Suriye politikası, İsrail'le ilişkiler, Rusya'yla ilişkiler, Mısır... Hiç konuşmuyoruz Bakanım, ne oldu? Bu kadar bağırdınız çağırdınız, ettiniz, şu kadar... Ne oldu şimdi? "Görüşmelere başladık." filan dediniz, niye baştan bağırıp çağırdınız da şimdi görüşmelere başladınız? Neyse, şuraya geliyorum: "Millî ve yerli" diyoruz. Bu millî ve yerli ya da birlik bütünlüğü sağlamak...

(Mikrofon otomatik cihaz tarafından kapatıldı)

BAŞKAN - Sayın Bekaroğlu, ek süre de tamamlandı, son bir dakikada bitirin lütfen.

MEHMET BEKAROĞLU (İstanbul) - Bir iki dakika verin lütfen, bitiriyorum.

Önce bu işi içeride kurmamız gerekiyor. Bakın, önceden Türkiye'de, sizin zamanınızda, bundan üç beş sene önce yumuşak güçten bahsediliyordu ve bu güç belliydi yani Türkiye'nin iç barışıydı, demokrasisiydi, hukuk devletiydi, tabii, gelişen güçtü, ekonomisiydi filandı ve tarafsızlığıydı. Bunlar Türkiye'ye oralarda son derece geniş bir manevra alanı sağlıyordu. Bunları şimdi kaybettik.

Ve şöyle bir tehlike var Sayın Bakanım: Biz dışarıda böyle tehlikelerle karşı karşıyayken, yerlilikten, millîlikten, birlikten bütünlükten bahsederken millîliği de iç politikaya alet ediyoruz, milletin bir bölümünün millî olmadığını söylemek için dünya kadar enerji harcıyorsunuz. Yani milletin bir bölümünü, hatta muhalif olan herkesi millî olmayana yazmak için gayret ediyorsunuz. Bunlar yanlıştır Sayın Bakanım, bunlar yanlış. Biz muhalefet ediyoruz, bu ülkeyi en az sizin kadar seviyoruz. Dolayısıyla...

(Mikrofon otomatik cihaz tarafından kapatıldı)

BAŞKAN - Teşekkür ediyoruz Sayın Bekaroğlu.

MEHMET BEKAROĞLU (İstanbul) - Başkanım, ağzımıza tıkma sözü, ne olur yahu? Burada önemli bir şey konuşuyoruz, ne var yani? Niye konuşmayalım?
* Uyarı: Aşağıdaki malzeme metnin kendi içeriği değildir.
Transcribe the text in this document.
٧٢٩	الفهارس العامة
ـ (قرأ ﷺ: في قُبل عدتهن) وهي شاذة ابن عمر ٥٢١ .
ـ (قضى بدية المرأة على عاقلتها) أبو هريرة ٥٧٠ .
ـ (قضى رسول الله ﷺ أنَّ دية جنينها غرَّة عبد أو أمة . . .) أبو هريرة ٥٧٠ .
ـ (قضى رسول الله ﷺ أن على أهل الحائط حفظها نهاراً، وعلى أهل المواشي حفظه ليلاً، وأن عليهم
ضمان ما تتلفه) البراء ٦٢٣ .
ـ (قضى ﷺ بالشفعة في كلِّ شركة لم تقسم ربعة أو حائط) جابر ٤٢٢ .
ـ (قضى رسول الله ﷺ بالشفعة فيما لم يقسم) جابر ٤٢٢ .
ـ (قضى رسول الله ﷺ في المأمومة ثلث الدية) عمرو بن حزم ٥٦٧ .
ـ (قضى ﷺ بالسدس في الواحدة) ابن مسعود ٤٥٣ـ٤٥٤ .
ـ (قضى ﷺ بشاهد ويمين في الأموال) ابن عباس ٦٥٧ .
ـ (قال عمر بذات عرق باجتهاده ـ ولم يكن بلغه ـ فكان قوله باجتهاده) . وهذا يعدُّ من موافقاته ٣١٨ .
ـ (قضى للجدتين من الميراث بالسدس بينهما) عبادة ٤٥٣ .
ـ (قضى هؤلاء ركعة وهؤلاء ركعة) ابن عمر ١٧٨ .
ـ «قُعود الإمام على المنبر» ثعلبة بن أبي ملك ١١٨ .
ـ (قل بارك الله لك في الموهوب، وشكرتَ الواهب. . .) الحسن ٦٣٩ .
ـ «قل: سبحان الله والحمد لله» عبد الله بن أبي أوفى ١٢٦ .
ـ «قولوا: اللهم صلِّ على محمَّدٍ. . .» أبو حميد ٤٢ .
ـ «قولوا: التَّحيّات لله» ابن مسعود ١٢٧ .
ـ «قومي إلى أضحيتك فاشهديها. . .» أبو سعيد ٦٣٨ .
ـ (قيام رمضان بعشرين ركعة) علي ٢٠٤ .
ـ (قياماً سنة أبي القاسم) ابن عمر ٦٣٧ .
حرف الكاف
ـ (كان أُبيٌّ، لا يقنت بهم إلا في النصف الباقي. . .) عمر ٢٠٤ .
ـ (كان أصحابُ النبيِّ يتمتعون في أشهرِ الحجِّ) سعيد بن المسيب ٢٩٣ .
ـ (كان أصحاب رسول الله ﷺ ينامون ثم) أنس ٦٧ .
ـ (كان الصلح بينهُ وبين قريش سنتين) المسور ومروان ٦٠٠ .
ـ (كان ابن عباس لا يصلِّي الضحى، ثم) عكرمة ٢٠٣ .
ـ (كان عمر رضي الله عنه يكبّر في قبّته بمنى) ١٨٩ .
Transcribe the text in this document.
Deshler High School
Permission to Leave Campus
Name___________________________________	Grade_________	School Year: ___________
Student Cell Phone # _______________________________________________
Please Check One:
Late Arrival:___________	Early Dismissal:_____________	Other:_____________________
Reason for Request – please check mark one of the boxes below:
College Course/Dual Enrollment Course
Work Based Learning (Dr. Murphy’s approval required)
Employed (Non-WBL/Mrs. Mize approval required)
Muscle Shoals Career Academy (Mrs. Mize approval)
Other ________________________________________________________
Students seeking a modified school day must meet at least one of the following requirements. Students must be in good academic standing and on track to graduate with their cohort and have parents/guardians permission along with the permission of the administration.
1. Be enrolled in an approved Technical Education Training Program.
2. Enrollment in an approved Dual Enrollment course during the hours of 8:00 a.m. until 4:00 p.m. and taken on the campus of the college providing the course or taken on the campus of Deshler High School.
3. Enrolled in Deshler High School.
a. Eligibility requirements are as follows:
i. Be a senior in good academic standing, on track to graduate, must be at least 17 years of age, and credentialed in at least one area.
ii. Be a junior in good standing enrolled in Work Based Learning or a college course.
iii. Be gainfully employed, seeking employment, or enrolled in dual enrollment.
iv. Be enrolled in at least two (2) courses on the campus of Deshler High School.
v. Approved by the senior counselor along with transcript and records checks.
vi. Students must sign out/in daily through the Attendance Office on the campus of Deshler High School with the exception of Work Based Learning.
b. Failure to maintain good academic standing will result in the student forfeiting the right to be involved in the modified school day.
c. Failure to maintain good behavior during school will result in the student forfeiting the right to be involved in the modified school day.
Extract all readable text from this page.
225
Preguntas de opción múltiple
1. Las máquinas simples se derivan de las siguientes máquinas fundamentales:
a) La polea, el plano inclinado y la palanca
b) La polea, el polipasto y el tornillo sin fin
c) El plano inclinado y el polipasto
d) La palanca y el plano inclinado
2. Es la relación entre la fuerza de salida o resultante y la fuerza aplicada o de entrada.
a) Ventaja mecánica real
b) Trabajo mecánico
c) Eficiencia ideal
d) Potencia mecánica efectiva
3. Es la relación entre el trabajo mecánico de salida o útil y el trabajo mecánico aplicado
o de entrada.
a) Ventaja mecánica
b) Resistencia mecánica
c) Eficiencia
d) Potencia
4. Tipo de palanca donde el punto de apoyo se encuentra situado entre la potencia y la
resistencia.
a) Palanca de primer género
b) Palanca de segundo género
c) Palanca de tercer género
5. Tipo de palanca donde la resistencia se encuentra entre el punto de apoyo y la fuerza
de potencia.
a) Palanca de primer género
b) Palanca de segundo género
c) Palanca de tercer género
Nasıl müzakere edeceğiz?

BAŞKAN - Toleransımızı biliyorsunuz Sayın Bekaroğlu, zaten gerekli toleransı yapıyorum.

MEHMET BEKAROĞLU (İstanbul) - Yani bu, kanun mu? Değiştirsek, beş dakika daha versek kıyamet mi kopuyor bu ülkede?

BAŞKAN - Lütfen toparlayın.

MEHMET BEKAROĞLU (İstanbul) - Niye insanların konuşmasından bu kadar çekiniyorsunuz, korkuyorsunuz?

BAŞKAN - Bunda alınganlık yapacak bir şey yok Sayın Bekaroğlu.

MEHMET BEKAROĞLU (İstanbul) - Teşekkür ediyorum. Sağ olun. Alınmadım.